Reputation: 15002
I tried to maintain the order of a Python dictionary, since native dict
doesn't have any order to it. Many answers in SE suggested using OrderedDict
.
from collections import OrderedDict
domain1 = { "de": "Germany", "sk": "Slovakia", "hu": "Hungary",
"us": "United States", "no": "Norway" }
domain2 = OrderedDict({ "de": "Germany", "sk": "Slovakia", "hu": "Hungary",
"us": "United States", "no": "Norway" })
print domain1
print " "
for key,value in domain1.iteritems():
print (key,value)
print " "
print domain2
print ""
for key,value in domain2.iteritems():
print (key,value)
After iteration, I need the dictionary to maintain its original order and print the key and values as original:
{
"de": "Germany",
"sk": "Slovakia",
"hu": "Hungary",
"us": "United States",
"no": "Norway"
}
Either way I used doesn't preserve this order, though.
Upvotes: 49
Views: 58180
Reputation: 7471
In Python 3.7+, dictionaries are ordered by-default. The documentation says that "the insertion-order preservation nature of dict objects have been declared to be an official part of the Python language spec".
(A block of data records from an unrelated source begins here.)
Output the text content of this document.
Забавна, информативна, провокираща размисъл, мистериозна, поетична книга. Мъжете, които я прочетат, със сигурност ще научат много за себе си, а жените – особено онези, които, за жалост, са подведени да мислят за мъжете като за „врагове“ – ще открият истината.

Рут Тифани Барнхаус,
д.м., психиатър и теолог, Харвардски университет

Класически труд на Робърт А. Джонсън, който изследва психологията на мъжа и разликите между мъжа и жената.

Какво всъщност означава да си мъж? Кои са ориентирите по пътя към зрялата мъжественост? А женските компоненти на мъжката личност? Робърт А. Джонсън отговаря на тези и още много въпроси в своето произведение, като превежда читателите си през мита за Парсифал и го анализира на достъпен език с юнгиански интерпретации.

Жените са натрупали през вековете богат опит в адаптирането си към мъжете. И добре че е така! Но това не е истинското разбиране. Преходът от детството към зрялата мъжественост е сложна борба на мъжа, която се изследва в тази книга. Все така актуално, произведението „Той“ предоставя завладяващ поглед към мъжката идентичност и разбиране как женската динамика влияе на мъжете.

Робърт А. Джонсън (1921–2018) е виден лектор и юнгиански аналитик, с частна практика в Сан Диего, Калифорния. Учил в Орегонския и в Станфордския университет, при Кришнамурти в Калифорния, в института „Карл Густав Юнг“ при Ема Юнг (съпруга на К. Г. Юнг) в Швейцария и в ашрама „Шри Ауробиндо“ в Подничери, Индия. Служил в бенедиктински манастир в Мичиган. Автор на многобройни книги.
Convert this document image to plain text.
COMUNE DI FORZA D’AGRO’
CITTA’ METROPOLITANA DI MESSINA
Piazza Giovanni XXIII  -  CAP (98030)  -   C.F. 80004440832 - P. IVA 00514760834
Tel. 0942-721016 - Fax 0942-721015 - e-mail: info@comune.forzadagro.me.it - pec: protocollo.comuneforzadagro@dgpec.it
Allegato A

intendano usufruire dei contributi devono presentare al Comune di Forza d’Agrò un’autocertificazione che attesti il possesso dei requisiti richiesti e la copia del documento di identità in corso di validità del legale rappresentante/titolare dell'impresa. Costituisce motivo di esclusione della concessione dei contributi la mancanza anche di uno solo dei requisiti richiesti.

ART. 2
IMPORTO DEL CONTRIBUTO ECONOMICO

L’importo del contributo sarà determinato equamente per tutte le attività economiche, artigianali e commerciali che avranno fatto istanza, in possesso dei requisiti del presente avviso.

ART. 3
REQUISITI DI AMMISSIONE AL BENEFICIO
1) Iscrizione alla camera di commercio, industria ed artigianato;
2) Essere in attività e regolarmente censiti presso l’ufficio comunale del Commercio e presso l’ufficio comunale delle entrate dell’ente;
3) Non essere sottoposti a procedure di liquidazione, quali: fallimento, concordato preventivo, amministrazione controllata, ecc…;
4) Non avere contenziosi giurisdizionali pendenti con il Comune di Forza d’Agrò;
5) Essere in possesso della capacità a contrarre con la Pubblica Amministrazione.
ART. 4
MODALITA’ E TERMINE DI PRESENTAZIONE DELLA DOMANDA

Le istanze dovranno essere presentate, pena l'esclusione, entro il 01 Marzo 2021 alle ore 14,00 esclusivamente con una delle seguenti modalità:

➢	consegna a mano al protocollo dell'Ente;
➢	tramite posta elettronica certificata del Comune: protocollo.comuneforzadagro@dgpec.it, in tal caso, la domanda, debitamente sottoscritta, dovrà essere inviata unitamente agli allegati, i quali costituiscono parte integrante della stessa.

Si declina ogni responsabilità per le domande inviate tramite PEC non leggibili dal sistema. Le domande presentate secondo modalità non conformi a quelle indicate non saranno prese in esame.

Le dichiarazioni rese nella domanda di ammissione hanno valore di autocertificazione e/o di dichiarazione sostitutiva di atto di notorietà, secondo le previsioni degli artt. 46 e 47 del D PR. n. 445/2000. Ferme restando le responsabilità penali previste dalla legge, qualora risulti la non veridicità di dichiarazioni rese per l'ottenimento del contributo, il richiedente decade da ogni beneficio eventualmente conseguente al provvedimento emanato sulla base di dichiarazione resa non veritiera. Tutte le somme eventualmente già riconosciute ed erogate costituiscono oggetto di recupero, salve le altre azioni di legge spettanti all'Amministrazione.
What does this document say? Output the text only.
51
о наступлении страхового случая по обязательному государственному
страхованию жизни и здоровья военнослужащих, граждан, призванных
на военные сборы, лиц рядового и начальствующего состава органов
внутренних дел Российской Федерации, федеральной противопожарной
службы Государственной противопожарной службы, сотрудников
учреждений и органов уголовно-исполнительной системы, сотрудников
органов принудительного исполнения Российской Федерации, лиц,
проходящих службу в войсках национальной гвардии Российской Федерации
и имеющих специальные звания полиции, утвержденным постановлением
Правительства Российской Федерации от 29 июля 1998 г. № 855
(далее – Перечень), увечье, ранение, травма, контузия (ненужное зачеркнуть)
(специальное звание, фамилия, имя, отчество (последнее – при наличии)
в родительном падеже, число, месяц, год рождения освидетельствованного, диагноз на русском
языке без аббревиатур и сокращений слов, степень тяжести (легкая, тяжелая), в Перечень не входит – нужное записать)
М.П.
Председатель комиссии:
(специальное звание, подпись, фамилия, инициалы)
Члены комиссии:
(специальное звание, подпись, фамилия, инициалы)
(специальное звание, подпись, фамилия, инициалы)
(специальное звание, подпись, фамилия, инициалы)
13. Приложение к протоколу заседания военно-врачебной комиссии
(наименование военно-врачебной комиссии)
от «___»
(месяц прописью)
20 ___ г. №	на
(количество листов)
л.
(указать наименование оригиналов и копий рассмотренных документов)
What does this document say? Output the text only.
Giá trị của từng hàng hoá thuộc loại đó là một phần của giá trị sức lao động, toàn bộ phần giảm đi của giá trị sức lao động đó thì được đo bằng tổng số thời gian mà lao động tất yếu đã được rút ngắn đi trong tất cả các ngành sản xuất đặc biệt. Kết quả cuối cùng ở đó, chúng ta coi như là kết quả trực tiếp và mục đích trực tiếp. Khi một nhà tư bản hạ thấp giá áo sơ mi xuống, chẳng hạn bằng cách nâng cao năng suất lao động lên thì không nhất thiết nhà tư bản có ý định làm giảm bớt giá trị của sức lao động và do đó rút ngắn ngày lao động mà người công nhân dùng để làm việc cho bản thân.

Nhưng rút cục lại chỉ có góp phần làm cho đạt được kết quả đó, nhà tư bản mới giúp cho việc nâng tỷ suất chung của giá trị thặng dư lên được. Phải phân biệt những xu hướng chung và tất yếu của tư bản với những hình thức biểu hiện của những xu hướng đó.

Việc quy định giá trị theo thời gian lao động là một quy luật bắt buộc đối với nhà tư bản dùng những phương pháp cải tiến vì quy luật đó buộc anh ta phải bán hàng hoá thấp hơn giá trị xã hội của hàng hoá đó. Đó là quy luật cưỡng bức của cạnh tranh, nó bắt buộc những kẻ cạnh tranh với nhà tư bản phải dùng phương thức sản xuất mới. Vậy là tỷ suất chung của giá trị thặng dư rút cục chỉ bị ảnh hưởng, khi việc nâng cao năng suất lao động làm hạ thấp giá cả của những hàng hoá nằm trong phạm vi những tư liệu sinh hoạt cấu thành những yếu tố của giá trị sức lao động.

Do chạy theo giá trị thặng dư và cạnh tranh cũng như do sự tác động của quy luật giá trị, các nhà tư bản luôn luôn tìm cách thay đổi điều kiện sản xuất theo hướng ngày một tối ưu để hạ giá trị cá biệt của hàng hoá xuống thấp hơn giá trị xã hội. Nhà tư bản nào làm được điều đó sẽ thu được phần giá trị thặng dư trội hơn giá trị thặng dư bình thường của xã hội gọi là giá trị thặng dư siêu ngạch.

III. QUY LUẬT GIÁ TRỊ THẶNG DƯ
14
The following code will print each item in the same order in which it was inserted, without the use of an OrderedDict
class:
dictionary = dict()
dictionary["de"] = "Germany"
dictionary["sk"] = "Slovakia"
dictionary["hu"] = "Hungary"
dictionary["us"] = "United States"
dictionary["no"] = "Norway"
for key, value in dictionary.items():
print(key, value)
>> de Germany
>> sk Slovakia
>> hu Hungary
>> us United States
>> no Norway
Upvotes: 0
Reputation: 92461
You need to pass it a sequence of items or insert items in order - that's how it knows the order. Try something like this:
from collections import OrderedDict
domain = OrderedDict([('de', 'Germany'),
('sk', 'Slovakia'),
('hu', 'Hungary'),
('us', 'United States'),
('no', 'Norway')])
The array has an order, so the OrderedDict will know the order you intend.
Upvotes: 76
Reputation: 99031
Late answer, but here's a python 3.6+
oneliner to sort
dictionaries by key
without using imports:
d = { "de": "Germany", "sk": "Slovakia", "hu": "Hungary",
"us": "United States", "no": "Norway" }
d_sorted = {k: v for k, v in sorted(d.items(), key=lambda x: x[1])}
print(d_sorted)
Output:
{'de': 'Germany', 'hu': 'Hungary', 'no': 'Norway', 'sk': 'Slovakia', 'us': 'United States'}
Upvotes: 3
Reputation: 4972
You can use OrderedDict
but you have to take in consideration that OrderedDict
will not work outside of your running code.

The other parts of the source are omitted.